Or, un critère essentiel différencie ces deux classes de bonheurs : le recours à l’artifice. Sans artifice, une situation quelconque est proche de la nature, et la nature s’est constituée sur la base des lois de l’Évolution. On ne doit donc, dans les conditions naturelles, rencontrer en principe que de vrais plaisirs et – on peut l’espérer – que de vrais bonheurs.

Peut-être êtes-vous allergique à Darwin ? Cela n’y change strictement rien : remplacez simplement dans mon vocabulaire « Lois de l’Évolution » par « Lois du Créateur ». Le Créateur a fait la Nature. C’est dans le livre de la Nature que nous lisons les lois de la sélection naturelle et de l’évolution des espèces. Ces lois ont donc été créées par le Créateur et devraient complaire aux créationnistes.

En particulier celle qui veut que le plaisir guide vers l’aliment qui convient.

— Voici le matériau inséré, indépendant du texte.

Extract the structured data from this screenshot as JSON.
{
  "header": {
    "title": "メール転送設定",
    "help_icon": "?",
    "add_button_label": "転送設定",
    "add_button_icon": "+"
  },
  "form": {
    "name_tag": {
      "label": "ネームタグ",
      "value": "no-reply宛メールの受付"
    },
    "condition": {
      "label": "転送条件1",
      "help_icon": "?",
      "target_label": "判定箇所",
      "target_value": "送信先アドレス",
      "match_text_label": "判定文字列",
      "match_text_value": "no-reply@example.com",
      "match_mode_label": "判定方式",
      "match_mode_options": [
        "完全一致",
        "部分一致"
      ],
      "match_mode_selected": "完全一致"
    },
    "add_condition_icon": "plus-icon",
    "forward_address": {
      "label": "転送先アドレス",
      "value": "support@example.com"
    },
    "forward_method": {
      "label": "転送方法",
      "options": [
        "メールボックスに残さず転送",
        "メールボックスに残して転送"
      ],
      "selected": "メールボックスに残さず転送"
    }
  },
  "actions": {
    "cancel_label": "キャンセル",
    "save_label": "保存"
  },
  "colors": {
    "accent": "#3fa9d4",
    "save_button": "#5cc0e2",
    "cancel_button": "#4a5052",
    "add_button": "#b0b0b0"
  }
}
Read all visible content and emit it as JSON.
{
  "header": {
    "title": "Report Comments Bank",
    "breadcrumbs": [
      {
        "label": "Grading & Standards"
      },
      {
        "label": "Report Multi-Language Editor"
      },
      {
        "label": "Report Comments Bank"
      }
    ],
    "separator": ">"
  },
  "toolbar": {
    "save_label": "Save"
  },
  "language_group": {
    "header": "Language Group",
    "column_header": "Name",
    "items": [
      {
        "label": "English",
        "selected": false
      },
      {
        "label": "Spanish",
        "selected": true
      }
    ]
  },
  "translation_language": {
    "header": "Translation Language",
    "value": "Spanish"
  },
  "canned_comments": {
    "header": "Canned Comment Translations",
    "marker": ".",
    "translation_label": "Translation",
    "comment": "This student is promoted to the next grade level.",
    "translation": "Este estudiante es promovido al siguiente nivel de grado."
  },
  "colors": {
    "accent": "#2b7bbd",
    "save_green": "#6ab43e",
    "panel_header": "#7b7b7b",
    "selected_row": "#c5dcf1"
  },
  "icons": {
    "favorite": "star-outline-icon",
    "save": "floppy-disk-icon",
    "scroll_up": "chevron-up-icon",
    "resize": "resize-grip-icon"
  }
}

La seule chose que le Créateur semble ne pas avoir créée : l’artifice, qui soudainement fait qu’un aliment plaisant au palais peut faire du mal. N’y aurait-il eu ni fourneau ni ustensiles de cuisine au Paradis ? On voit difficilement Adam et Ève fricoter des aliments portant atteinte à leur santé. Laissons cela aux bons soins du Diable...

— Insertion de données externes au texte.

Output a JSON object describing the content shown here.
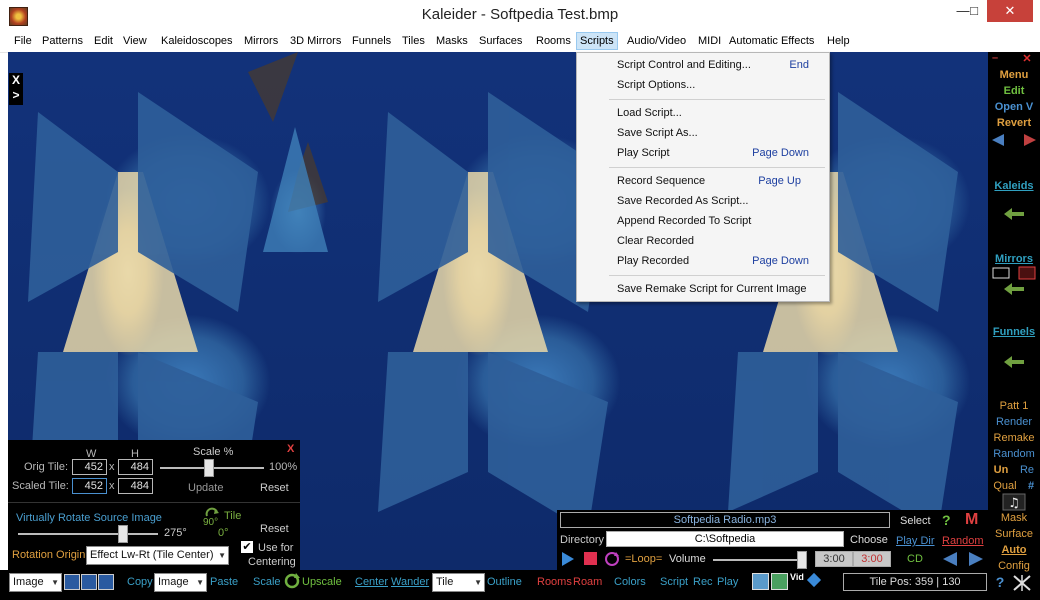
{
  "window": {
    "title": "Kaleider - Softpedia Test.bmp",
    "minimize": "—",
    "maximize": "□",
    "close": "✕"
  },
  "menu": [
    "File",
    "Patterns",
    "Edit",
    "View",
    "Kaleidoscopes",
    "Mirrors",
    "3D Mirrors",
    "Funnels",
    "Tiles",
    "Masks",
    "Surfaces",
    "Rooms",
    "Scripts",
    "Audio/Video",
    "MIDI",
    "Automatic Effects",
    "Help"
  ],
  "scripts_menu": {
    "items": [
      {
        "label": "Script Control and Editing...",
        "shortcut": "End"
      },
      {
        "label": "Script Options...",
        "shortcut": ""
      },
      {
        "label": "Load Script...",
        "shortcut": ""
      },
      {
        "label": "Save Script As...",
        "shortcut": ""
      },
      {
        "label": "Play Script",
        "shortcut": "Page Down"
      },
      {
        "label": "Record Sequence",
        "shortcut": "Page Up"
      },
      {
        "label": "Save Recorded As Script...",
        "shortcut": ""
      },
      {
        "label": "Append Recorded To Script",
        "shortcut": ""
      },
      {
        "label": "Clear Recorded",
        "shortcut": ""
      },
      {
        "label": "Play Recorded",
        "shortcut": "Page Down"
      },
      {
        "label": "Save Remake Script for Current Image",
        "shortcut": ""
      }
    ]
  },
  "canvas_overlay": {
    "x_label": "X",
    "arrow_label": ">"
  },
  "right_panel": {
    "minus": "–",
    "close": "✕",
    "menu": "Menu",
    "edit": "Edit",
    "open": "Open V",
    "revert": "Revert",
    "kaleids": "Kaleids",
    "mirrors": "Mirrors",
    "funnels": "Funnels",
    "patt": "Patt 1",
    "render": "Render",
    "remake": "Remake",
    "random": "Random",
    "un": "Un",
    "re": "Re",
    "qual": "Qual",
    "hash": "#",
    "mask": "Mask",
    "surface": "Surface",
    "auto": "Auto",
    "config": "Config",
    "help": "?"
  },
  "tile_panel": {
    "close": "X",
    "w_label": "W",
    "h_label": "H",
    "scale_label": "Scale %",
    "orig_label": "Orig Tile:",
    "orig_w": "452",
    "orig_h": "484",
    "scaled_label": "Scaled Tile:",
    "scaled_w": "452",
    "scaled_h": "484",
    "x": "x",
    "scale_value": "100%",
    "update": "Update",
    "reset": "Reset",
    "rotate_label": "Virtually Rotate Source Image",
    "rotate_value": "275°",
    "rot90_tile": "Tile",
    "rot90": "90°",
    "rot0": "0°",
    "rotate_reset": "Reset",
    "origin_label": "Rotation Origin",
    "origin_value": "Effect Lw-Rt (Tile Center)",
    "use_for": "Use for",
    "centering": "Centering"
  },
  "media_player": {
    "track": "Softpedia Radio.mp3",
    "select": "Select",
    "help": "?",
    "m": "M",
    "directory_label": "Directory",
    "directory_value": "C:\\Softpedia",
    "choose": "Choose",
    "play_dir": "Play Dir",
    "random": "Random",
    "loop": "=Loop=",
    "volume": "Volume",
    "time1": "3:00",
    "time2": "3:00",
    "cd": "CD"
  },
  "bottom_bar": {
    "image_sel": "Image",
    "copy": "Copy",
    "image_sel2": "Image",
    "paste": "Paste",
    "scale": "Scale",
    "upscale": "Upscale",
    "center": "Center",
    "wander": "Wander",
    "tile_sel": "Tile",
    "outline": "Outline",
    "rooms": "Rooms",
    "roam": "Roam",
    "colors": "Colors",
    "script": "Script",
    "rec": "Rec",
    "play": "Play",
    "vid": "Vid",
    "tile_pos": "Tile Pos:  359 | 130",
    "help": "?"
  }
}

On se heurte là à un tout vieux dilemme : si le Créateur est foncièrement Bon et n’a voulu que le Bien, Il n’a pas pu inventer l’artifice, vu que l’artifice nous induit en tentation… Si l’on admet au contraire que le Créateur a tout créé, y compris l’artifice, alors il faut admettre que le foncièrement Bon ait été la source du Mal. Laissons les théologiens et métaphysiciens ratiociner sur le sujet.

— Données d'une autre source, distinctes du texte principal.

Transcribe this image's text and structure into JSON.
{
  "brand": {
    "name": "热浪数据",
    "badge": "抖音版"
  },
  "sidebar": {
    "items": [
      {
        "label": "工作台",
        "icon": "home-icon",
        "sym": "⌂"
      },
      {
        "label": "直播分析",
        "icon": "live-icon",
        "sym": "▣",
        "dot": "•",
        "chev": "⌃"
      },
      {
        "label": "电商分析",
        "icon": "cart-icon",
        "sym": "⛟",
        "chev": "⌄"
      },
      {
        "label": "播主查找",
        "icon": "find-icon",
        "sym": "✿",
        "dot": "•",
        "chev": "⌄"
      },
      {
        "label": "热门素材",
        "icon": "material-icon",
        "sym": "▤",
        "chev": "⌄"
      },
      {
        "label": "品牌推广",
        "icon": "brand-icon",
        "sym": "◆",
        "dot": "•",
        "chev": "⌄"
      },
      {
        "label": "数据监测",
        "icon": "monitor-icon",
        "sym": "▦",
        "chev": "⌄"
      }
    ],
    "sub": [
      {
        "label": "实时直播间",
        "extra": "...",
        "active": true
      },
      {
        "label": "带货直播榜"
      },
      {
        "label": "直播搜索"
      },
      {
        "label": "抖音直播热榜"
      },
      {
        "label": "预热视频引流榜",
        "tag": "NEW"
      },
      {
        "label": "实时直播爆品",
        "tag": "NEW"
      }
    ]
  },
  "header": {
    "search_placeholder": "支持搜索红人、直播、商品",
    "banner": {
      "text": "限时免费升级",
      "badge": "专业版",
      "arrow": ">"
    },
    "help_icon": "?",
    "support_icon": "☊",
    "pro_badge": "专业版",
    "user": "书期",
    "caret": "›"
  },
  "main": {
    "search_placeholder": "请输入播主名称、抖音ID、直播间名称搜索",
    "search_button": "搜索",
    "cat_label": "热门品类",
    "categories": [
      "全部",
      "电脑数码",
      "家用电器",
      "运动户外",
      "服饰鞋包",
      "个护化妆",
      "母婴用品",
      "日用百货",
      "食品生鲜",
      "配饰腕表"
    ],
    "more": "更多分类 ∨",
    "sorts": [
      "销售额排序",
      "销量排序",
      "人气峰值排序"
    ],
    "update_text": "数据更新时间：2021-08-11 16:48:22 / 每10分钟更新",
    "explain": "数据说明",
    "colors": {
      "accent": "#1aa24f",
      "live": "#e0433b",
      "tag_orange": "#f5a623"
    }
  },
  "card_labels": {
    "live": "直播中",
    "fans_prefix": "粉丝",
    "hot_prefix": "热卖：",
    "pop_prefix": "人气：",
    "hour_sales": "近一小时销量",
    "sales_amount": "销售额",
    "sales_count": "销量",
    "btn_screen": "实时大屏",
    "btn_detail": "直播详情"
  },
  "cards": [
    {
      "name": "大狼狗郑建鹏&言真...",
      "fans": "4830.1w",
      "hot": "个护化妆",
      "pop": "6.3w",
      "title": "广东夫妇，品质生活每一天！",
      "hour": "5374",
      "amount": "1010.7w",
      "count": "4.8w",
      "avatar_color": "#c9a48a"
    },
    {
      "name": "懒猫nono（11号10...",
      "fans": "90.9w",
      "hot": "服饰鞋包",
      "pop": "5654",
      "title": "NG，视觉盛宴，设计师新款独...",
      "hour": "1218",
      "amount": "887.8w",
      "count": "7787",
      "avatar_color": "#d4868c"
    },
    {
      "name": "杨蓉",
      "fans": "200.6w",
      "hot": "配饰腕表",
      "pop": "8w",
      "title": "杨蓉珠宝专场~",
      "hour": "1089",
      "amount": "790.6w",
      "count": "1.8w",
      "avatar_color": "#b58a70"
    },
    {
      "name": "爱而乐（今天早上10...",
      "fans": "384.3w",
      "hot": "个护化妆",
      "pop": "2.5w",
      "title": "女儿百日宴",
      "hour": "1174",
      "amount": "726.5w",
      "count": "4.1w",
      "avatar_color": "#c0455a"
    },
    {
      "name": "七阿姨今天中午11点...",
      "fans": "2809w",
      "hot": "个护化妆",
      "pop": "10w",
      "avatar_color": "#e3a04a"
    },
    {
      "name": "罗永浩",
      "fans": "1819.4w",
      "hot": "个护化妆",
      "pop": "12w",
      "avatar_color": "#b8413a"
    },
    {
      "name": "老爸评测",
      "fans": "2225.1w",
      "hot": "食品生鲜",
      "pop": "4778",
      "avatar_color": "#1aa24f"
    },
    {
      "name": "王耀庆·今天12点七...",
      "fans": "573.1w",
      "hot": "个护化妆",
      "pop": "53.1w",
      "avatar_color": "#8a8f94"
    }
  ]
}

Je crois plus sage, ou du moins plus pragmatique, d’admettre modestement qu’il existe des lois naturelles ; que si on leur obéit elles nous garantissent la santé ; et que si on leur désobéit, on le paie sous forme de malaises et de maladies.

Ce serait ainsi une loi naturelle que de consommer les fruits et autres aliments tels que nous les donne la nature : l’expérience montre que le plaisir guide alors vers ce qui fait du bien. Dès que l’on transgresse cette loi, dès que l’on crée des plaisirs nouveaux en transformant les aliments, on est tenté de consommer des produits nuisibles ou superflus. De quoi jeter vos livres de recettes à la poubelle..

C’est là une loi générale, qui vaut pour tous les types de plaisirs physiques : l’artifice génère de faux plaisirs, qui attirent vers ce qui fait du mal. On ne peut alors plus se fier au plaisir pour discerner entre ce qui est bénéfique et ce qui est nuisible. C’est aussi simple que ça. Vérifiable et reproductible, comme disent les épistémologistes.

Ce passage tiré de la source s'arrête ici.